WASHINGTON — The next front in the battle for campaign finance and lobbying reforms will likely be on the ballot in Washington state and South Dakota in November. Activists there have either succeeded or are well on their way to securing ballot positions for omnibus reform initiatives to change the states’ campaign finance, lobbying and ethics laws.
The two ballot initiatives mark the continuation of a strategy pursued by national reform groups like Represent.Us, the principal mover behind the Washington and South Dakota initiatives, and Every Voice to take the issue of money in politics directly to voters in states and municipalities across the country. They are also joined by the conservative reform group Take Back Our Republic.
“If we can win a few states in November, there will be a strong message that voters are taking matters into their own hands on this issue, and that it is the beginning of a similar dynamic that advanced gay marriage and other movements that were driven from the states to Washington, D.C.,” Josh Silver, executive director of Represent.Us, told The Huffington Post.
Represent.Us has worked with bipartisan partners in Washington and South Dakota to pursue this goal. In Washington, co-chairs of the Integrity Washington campaign for I-1464 include leaders from the League of Women Voters, which leans liberal, and the Seattle Tea Party Patriots, which doesn’t. In South Dakota, the Yes On 22 campaign is chaired by the Republican former state Sen. Don Frankenfeld and Democratic ex-state Rep. Darrell Solberg.
The bipartisan nature of these reform efforts is essential to their passage and acceptance, according to those involved.
As part of the effort to achieve bipartisan consensus, the initiatives in Washington and South Dakota bundle together a number of issues, including ethics reform, lobbying reform, transparency policies and public financing of elections. These are carefully tailored to policies that have a broader ideological acceptance.
Take the public financing system proposed in both initiatives. The idea is to create a system of “democracy vouchers,” providing each registered voter with a certain number of $50 credits to use as campaign contributions to candidates who choose to participate in the publicly funded system.
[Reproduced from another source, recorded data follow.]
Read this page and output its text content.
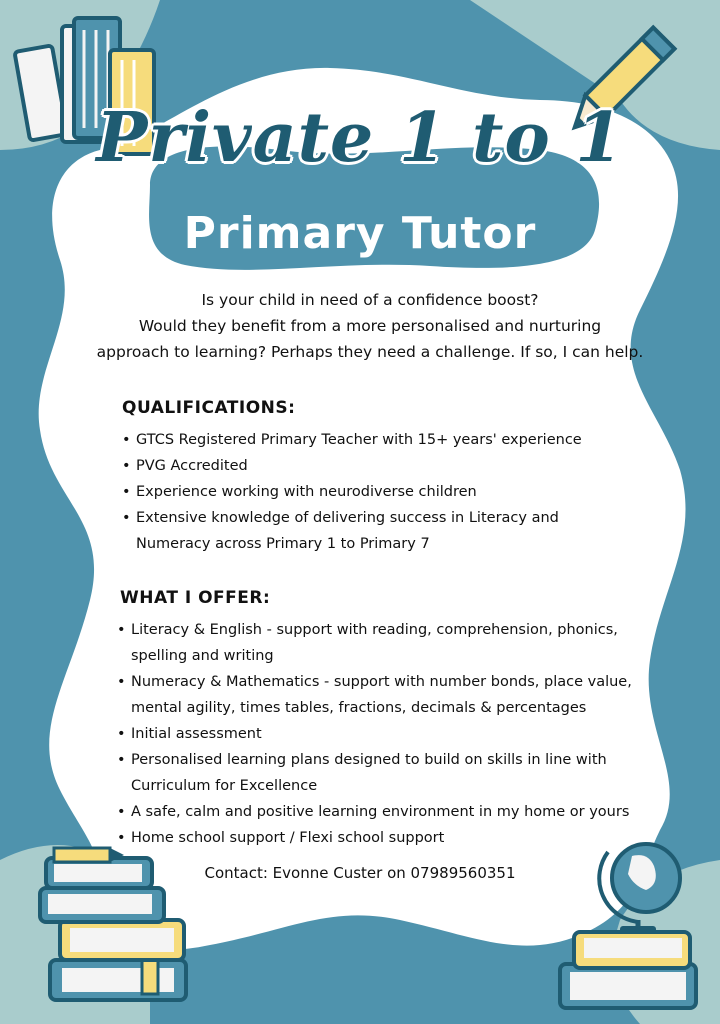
Private 1 to 1
Primary Tutor
Is your child in need of a confidence boost?
Would they benefit from a more personalised and nurturing
approach to learning? Perhaps they need a challenge. If so, I can help.
QUALIFICATIONS:
• GTCS Registered Primary Teacher with 15+ years' experience
• PVG Accredited
• Experience working with neurodiverse children
• Extensive knowledge of delivering success in Literacy and Numeracy across Primary 1 to Primary 7
WHAT I OFFER:
• Literacy & English - support with reading, comprehension, phonics, spelling and writing
• Numeracy & Mathematics - support with number bonds, place value, mental agility, times tables, fractions, decimals & percentages
• Initial assessment
• Personalised learning plans designed to build on skills in line with Curriculum for Excellence
• A safe, calm and positive learning environment in my home or yours
• Home school support / Flexi school support
Contact: Evonne Custer on 07989560351
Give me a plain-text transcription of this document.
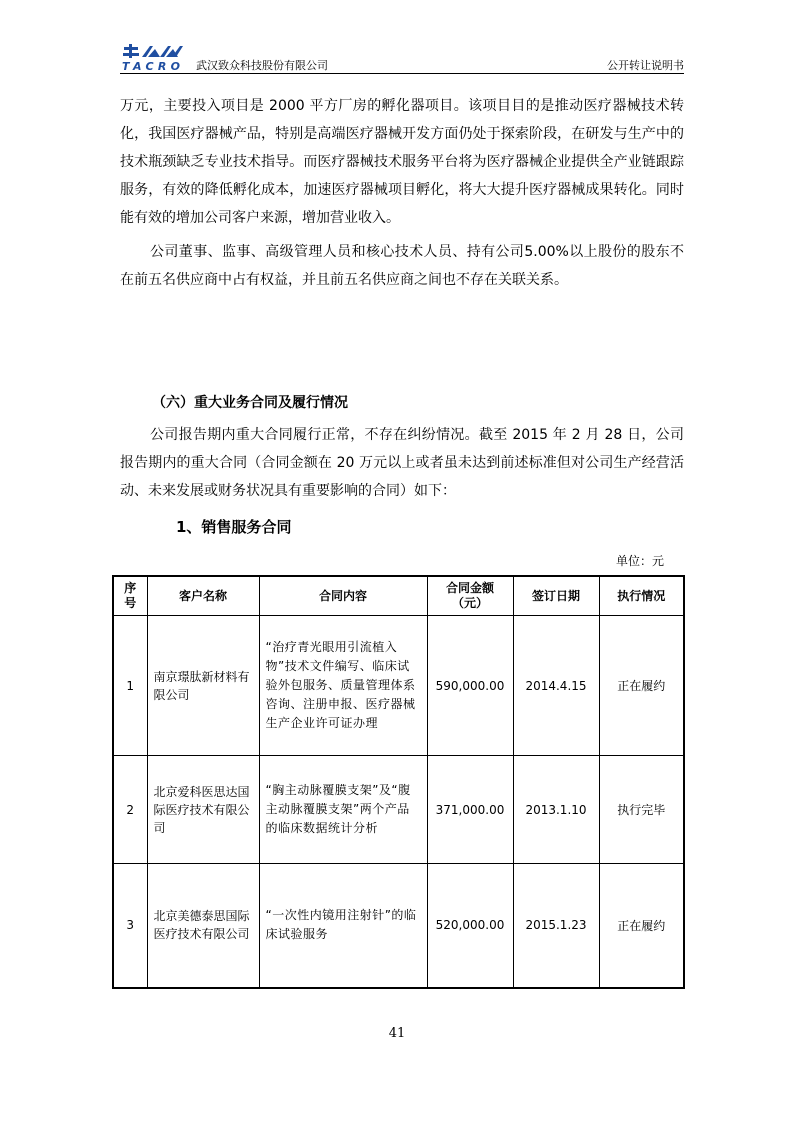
TACRO 武汉致众科技股份有限公司	公开转让说明书

万元，主要投入项目是 2000 平方厂房的孵化器项目。该项目目的是推动医疗器械技术转化，我国医疗器械产品，特别是高端医疗器械开发方面仍处于探索阶段，在研发与生产中的技术瓶颈缺乏专业技术指导。而医疗器械技术服务平台将为医疗器械企业提供全产业链跟踪服务，有效的降低孵化成本，加速医疗器械项目孵化，将大大提升医疗器械成果转化。同时能有效的增加公司客户来源，增加营业收入。

公司董事、监事、高级管理人员和核心技术人员、持有公司5.00%以上股份的股东不在前五名供应商中占有权益，并且前五名供应商之间也不存在关联关系。

（六）重大业务合同及履行情况

公司报告期内重大合同履行正常，不存在纠纷情况。截至 2015 年 2 月 28 日，公司报告期内的重大合同（合同金额在 20 万元以上或者虽未达到前述标准但对公司生产经营活动、未来发展或财务状况具有重要影响的合同）如下：

1、销售服务合同
单位：元
序号	客户名称	合同内容	合同金额（元）	签订日期	执行情况
1	南京璟肽新材料有限公司	“治疗青光眼用引流植入物”技术文件编写、临床试验外包服务、质量管理体系咨询、注册申报、医疗器械生产企业许可证办理	590,000.00	2014.4.15	正在履约
2	北京爱科医思达国际医疗技术有限公司	“胸主动脉覆膜支架”及“腹主动脉覆膜支架”两个产品的临床数据统计分析	371,000.00	2013.1.10	执行完毕
3	北京美德泰思国际医疗技术有限公司	“一次性内镜用注射针”的临床试验服务	520,000.00	2015.1.23	正在履约
41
The “democracy voucher” method, which was adopted by popular ballot in Seattle in 2015, seems to appeal to conservatives, as it puts the power to fund candidates in the hands of individual voters and not through lump-sum government payments to political campaigns.
The people leading the initiative campaigns in both states noted that their desire to pursue these reforms stems from their states’ respective poor grades in the Center for Public Integrity’s annual State Integrity investigation. The nonprofit’s ranking system examines state transparency, ethics and government accountability laws. Washington received a D+ last year, while South Dakota was one of 11 states that received an F. (Alaska, which scored a C, was the best-rated state on the list.)
Washington and South Dakota probably won’t be the only states with money-in-politics reform initiatives on the ballot in 2016. Idaho looks like it will have an ethics reform initiative. In Arizona, voters will likely be able to vote for an initiative that will shore up the state’s public financing system and increase transparency of undisclosed “dark” money. Voters in Florida’s Miami-Dade County will be able to vote on an initiative to reform the municipality’s campaign finance and lobbying laws while also creating a public financing system that would match small-dollar donations with public funds.
“These organizations and leaders know that they are charting a new story on the issue of money in politics,” said David Donnelly, president and CEO of Every Voice. “It’s a story that won’t be about super PACs, it will be about citizens. It won’t be about billionaires. It will be about ballot initiatives.”